This book is best for those with some exposure to probability and statistics. If you've had science courses that used probability but you've never actually taken a probability course, then this book could be perfect.
In my opinion, this text provides a strong foundation. It makes books like All of Statistics: A Concise Course in Statistical Inference (Springer Texts in Statistics), easier to use and harder to abuse.
- Clarity: There are no missing steps in the math, you don't have to doodle in the margins to derive the next equation.
- Mathematical ease: This is calculus-based probability but the calculus is not difficult and the algebra is crystal clear.

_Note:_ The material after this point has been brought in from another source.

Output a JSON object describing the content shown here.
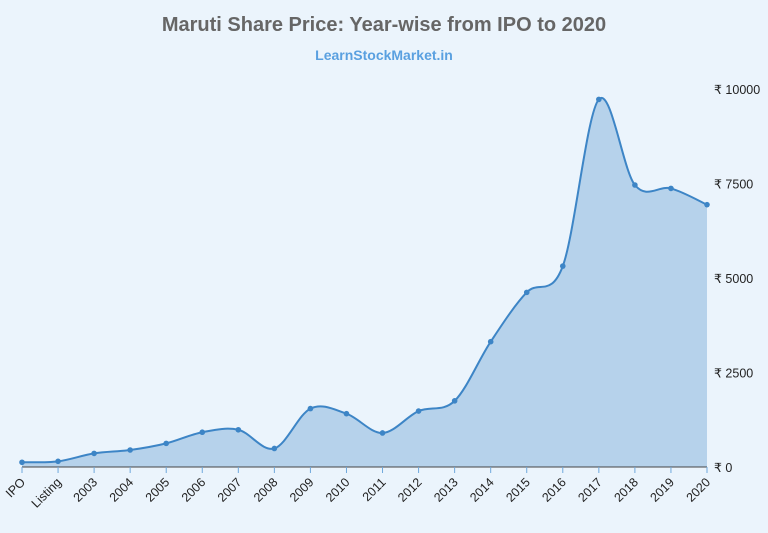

- Completeness: The book clearly presents core concepts concisely; it is not telegraphic. You will be introduced to probability distributions, conditional probability, Markov models, queuing theory, stochastic processing and methods for simulating distributions.

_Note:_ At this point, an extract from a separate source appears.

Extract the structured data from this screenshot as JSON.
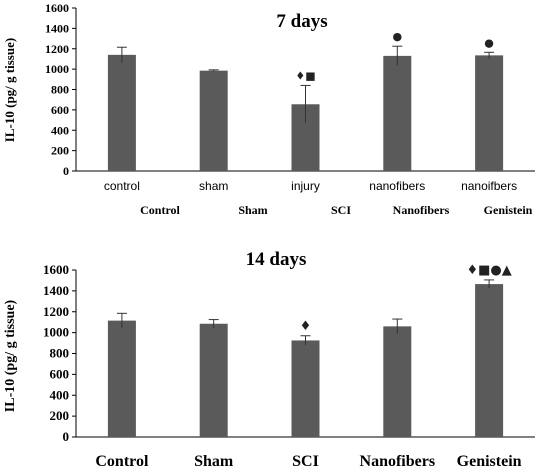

- Theory: The text mentions or proves relevant theorems at the rate of 1 every 10 pages. The proofs were simple and the theorems are crucial - for introductory texts, that counts as theory for me.
- Examples: There are many good examples that make it more memorable.

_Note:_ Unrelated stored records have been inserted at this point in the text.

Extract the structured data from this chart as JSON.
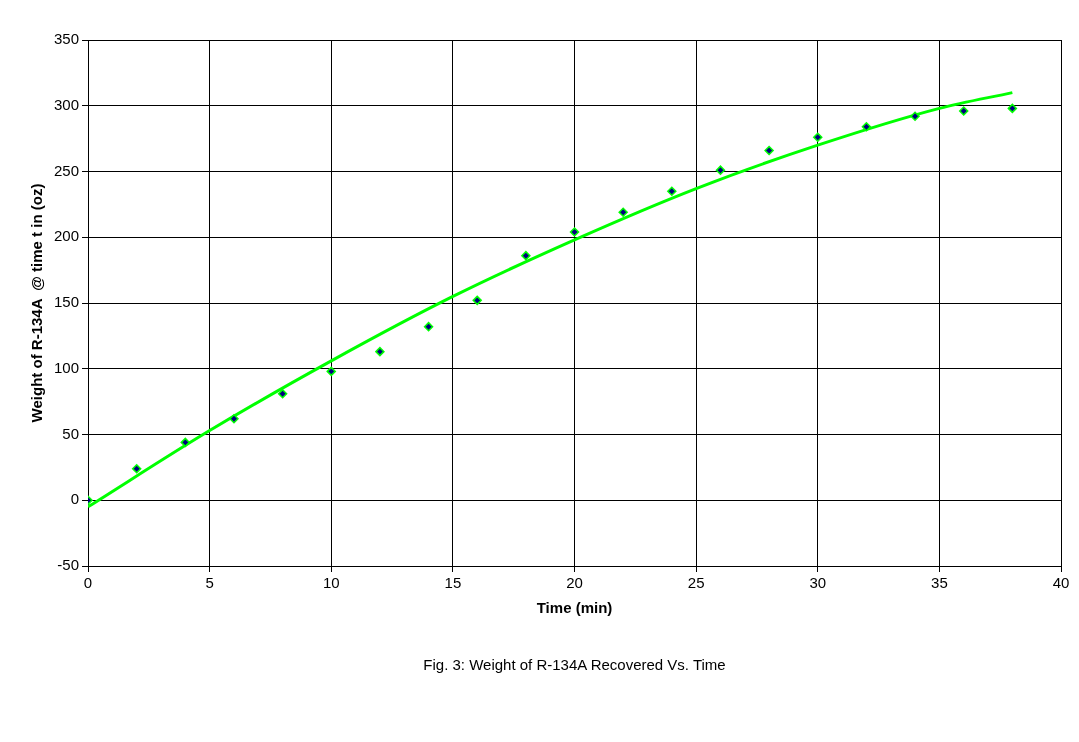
{
  "chart_data": {
    "type": "scatter",
    "xlabel": "Time (min)",
    "ylabel": "Weight of R-134A  @ time t in (oz)",
    "annotations": [
      "Fig. 3: Weight of R-134A Recovered Vs. Time"
    ],
    "series": [
      {
        "color": "#000080",
        "marker": "diamond",
        "x": [
          0,
          2,
          4,
          6,
          8,
          10,
          12,
          14,
          16,
          18,
          20,
          22,
          24,
          26,
          28,
          30,
          32,
          34,
          36,
          38
        ],
        "values": [
          0,
          24,
          44,
          62,
          81,
          98,
          113,
          132,
          152,
          186,
          204,
          219,
          235,
          251,
          266,
          276,
          284,
          292,
          296,
          298
        ]
      },
      {
        "type": "line",
        "marker": "none",
        "color": "#00ff00",
        "x": [
          0,
          5,
          10,
          15,
          20,
          25,
          30,
          35,
          38
        ],
        "values": [
          -5,
          53,
          106,
          155,
          198,
          237,
          270,
          298,
          310
        ]
      }
    ],
    "xlim": [
      0,
      40
    ],
    "xticks": [
      0,
      5,
      10,
      15,
      20,
      25,
      30,
      35,
      40
    ],
    "ylim": [
      -50,
      350
    ],
    "yticks": [
      -50,
      0,
      50,
      100,
      150,
      200,
      250,
      300,
      350
    ],
    "grid": true,
    "legend": false,
    "line_style": "solid"
  }
}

- Structure: Overall, I thought the structure was good. As a novice, I particularly liked the 2nd chapter on random variables - a clean approach to various probability distributions, their parameters and functions. As a scientist, I was grateful for the clear introduction to queues and stochastic processes.
Other reviewers have complained about structure and, since this doesn't really make sense, I am guessing that it comes from failed expectations. This is not a introduction to statistics. You won't find the Wald test, Bayesian testing, Pearson's chi-squared, a likelihood ratio test or any other workaday statistical test. If that is what you want, then go to "All of Statistics" (see above).
- Graphics (or lack thereof): I could have used more figures. Out of curiosity, I wrote a program to see probability density functions for different parameters and variables. Markov chains without actual transition diagrams seemed odd.
- Odd-man-out chapters: I didn't really understand the inclusion of the Reliability chapter (probably just me).
- Redundant/simple examples: For example, the Renewal chapter had near identical examples(in one, lightbulbs blown out, in another, batteries depleted) but nothing more compelling - what about evolution?? Mutation is a Poisson process, but sometimes the mutation creates a selective sweep which is a renewal process, so what kind of process is evolution? Horse kicks are Poisson but if you replace the horse every time it kicks someone, then that's renewal. So what's the likelihood of a horse kick with renewal? I would have enjoyed some more complicated examples.
Nitpicking aside, I thought this was a great book.